Error "TLS alert, internal error (592)" (again)

No problem, thanks for clarifying.

Alrighty… here’s what I think is happening. Maybe you can give me your thoughts on it too as I work on a fix.

When a handshake is in process, Caddy calls this function to get a certificate to complete it:

This should obtain and load a certificate from storage, if necessary (the two true args).

First, we see if the certificate exists in the in-memory cache:

If so, we simply return it and use it. If not, this logic is invoked:

Notice that we only do any of it if OnDemand is enabled (and this depends on the ServerName, or hostname, of the handshake). If it’s not, the function simply gives up, hence an error like “no certificate available.”
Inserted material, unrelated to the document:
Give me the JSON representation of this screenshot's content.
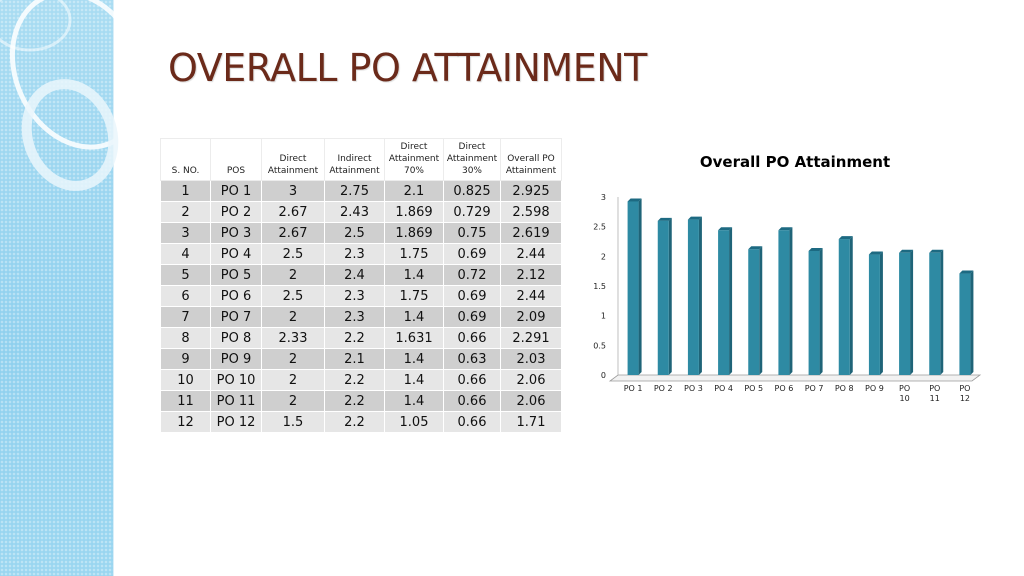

Of course, getting that error is odd when the domain is explicitly configured: the cert should be obtained and loaded when Caddy starts. So why do those sometimes have “no certificate available” errors, while dynamic certs for domains that aren’t in the config work just fine all the time?

My hunch is because the in-memory cache has a maximum capacity:

And when many thousands of certificates are loaded, we have to evict one (which we do at random) to make room for another:

So, it follows that certificates for domains which appear explicitly in your config (and are not managed OnDemand) may work, then stop working if they get evicted, because the logic during the handshake forbids loading them into the cache at handshake-time (since they should have been loaded at startup); whereas the dynamic certs for OnDemand domain names always work since they can be loaded at handshake-time, replacing a cert that was loaded at startup.

Oops? Anyway, @francislavoie is right, you’re hitting an edge case. Most users with lots of dynamic certs like your config has don’t also specify hard-coded domains, and I guess I didn’t think about this case.

So we probably need to enable loading a certificate from storage even for non-OnDemand hostnames if the cache is at capacity, would you agree?